Muchas de estas personas se dedican a complacer a todos porque nunca han tenido otra escuela que la de sus padres: “hazme caso y te daré una media sonrisa, pero si tienes opiniones propias te voy a ignorar”. Y van dando ayuda, vaciándose cada vez un poco más y sin nada que los llene, dando y siendo cada vez más ariscos, una estupidez de la que son conscientes pero no saben corregirla.
Pero Pandora cerró la caja a tiempo y esos adultos no pierden la esperanza. En algunos casos empiezan a trabajar en ellos mismos para compensar todas las carencias que han tenido, para sentirse como el vecino de al lado, un tipo normal. Con paciencia, con decisión firme y la ayuda de un profesional, comienzan a caminar hacia lo que tendrían que ser de adultos, aunque lleguen un poco tarde a la cita.

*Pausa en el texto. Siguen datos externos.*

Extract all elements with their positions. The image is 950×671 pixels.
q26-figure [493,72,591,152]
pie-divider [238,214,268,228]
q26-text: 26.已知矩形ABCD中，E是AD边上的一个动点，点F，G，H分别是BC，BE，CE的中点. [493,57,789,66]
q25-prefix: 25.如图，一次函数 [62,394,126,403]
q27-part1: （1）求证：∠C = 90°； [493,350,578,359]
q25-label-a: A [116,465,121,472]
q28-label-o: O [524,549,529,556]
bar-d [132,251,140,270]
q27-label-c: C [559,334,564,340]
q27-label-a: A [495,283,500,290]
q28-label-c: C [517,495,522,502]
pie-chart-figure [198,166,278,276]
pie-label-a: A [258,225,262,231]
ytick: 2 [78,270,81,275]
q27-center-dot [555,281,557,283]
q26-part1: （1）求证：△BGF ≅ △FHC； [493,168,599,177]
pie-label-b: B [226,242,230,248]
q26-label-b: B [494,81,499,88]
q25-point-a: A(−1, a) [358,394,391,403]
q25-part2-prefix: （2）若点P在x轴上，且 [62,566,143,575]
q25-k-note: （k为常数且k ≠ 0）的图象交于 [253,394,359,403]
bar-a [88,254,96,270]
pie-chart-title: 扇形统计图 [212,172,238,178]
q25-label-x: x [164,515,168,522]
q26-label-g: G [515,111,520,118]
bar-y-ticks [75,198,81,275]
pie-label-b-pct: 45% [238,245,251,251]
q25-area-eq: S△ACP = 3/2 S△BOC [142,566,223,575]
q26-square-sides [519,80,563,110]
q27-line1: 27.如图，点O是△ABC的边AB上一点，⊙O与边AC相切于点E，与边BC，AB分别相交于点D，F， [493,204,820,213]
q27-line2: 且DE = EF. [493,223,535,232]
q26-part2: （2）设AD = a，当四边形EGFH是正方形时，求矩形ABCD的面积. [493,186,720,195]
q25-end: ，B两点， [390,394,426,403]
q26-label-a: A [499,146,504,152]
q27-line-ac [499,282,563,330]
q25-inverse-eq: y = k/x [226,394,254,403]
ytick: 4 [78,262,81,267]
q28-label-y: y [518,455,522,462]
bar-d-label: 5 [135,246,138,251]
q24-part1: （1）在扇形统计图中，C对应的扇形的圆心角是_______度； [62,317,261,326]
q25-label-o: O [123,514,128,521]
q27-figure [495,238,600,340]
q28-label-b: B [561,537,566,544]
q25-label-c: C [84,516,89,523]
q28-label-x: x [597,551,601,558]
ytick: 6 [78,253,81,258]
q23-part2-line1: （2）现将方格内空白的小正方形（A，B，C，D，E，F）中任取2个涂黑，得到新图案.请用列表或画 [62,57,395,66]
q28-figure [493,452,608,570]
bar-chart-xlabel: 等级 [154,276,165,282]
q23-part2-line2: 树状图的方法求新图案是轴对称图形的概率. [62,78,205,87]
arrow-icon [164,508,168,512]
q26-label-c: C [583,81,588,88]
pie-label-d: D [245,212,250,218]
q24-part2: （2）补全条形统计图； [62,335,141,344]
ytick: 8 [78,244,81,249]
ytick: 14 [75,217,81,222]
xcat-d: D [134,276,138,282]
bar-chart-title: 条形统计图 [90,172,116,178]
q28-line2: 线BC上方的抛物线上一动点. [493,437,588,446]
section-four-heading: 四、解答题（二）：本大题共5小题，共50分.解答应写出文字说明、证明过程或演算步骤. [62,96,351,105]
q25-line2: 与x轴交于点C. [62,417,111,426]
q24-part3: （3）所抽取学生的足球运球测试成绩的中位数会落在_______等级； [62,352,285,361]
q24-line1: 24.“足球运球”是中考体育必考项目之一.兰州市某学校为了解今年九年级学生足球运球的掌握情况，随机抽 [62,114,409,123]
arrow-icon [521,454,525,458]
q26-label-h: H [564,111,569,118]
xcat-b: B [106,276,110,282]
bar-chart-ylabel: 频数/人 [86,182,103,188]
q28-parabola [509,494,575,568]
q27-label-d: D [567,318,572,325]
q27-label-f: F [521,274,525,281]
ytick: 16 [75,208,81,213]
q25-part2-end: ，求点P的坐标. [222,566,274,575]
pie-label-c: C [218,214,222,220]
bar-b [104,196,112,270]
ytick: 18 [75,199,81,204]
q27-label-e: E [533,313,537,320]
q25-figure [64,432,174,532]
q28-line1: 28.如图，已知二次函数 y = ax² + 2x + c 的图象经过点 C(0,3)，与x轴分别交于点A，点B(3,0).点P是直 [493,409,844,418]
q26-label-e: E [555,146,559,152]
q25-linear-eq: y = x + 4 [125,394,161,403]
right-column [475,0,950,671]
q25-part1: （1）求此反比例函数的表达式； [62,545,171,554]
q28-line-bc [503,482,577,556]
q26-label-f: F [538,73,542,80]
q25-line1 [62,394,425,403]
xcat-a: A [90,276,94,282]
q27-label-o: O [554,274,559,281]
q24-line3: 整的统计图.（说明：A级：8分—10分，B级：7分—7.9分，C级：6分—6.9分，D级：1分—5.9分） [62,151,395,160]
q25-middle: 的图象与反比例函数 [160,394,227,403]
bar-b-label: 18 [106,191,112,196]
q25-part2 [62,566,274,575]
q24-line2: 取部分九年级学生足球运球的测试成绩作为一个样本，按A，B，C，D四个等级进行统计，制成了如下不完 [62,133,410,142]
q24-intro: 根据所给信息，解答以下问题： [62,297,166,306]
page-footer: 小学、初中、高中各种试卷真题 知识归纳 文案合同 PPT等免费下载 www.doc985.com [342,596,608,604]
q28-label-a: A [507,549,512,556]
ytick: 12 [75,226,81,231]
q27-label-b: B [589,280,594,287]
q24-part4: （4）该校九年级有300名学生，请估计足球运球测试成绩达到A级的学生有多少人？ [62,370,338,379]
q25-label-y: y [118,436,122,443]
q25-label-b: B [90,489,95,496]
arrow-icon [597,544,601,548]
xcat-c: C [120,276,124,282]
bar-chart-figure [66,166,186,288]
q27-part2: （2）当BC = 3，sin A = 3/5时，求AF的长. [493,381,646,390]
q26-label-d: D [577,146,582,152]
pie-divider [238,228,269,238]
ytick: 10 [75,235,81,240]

En este viaje aparecen las personas a las que quiero dar las gracias: esas personas que se encuentran con estos niños con cuerpo de adulto y se quedan con ellos. Les dan esperanza, amor, afecto, esperanza y, lo más importante, siguen a su lado cuando las cosas no salen, teniendo paciencia porque son niños, tienen miedo y han aprendido a huir. Con cariño y delicadeza les demuestran que están ahí no para hacer de su madre, sino para ser sus amigos, parejas o jefes. Esas personas que quizás han pasado por lo mismo o quizás no, pero tienen la paciencia y la empatía para ver un corazón herido y un alma rota y, a pesar de eso, quedarse a su lado a pesar de las dificultades porque ven la grandeza de esa persona.
Y se quedan, se quedan a pesar de todos se han ido, se quedan a pesar de que podrían estar haciendo otra cosa o estar con gente que no arrastre problemas. Se quedan poniendo su tiempo y parte de su ser, se quedan porque en el fono, este mundo los necesita más de lo que se dice, porque sin esa empatía y compasión por el otro, esto sería una jungla.
Para ellos, para los que se quedan, para todos esos pastores de almas ya sea en formato coach, psicólogo, amiga o novio, va mi agradecimiento de este año. Sin vosotros, este mundo sería un poco peor.
Pd. Ya se que algunos cobran, pero también cobran los que están en oncología infantil y tienen un corazón que no les cabe en el pecho.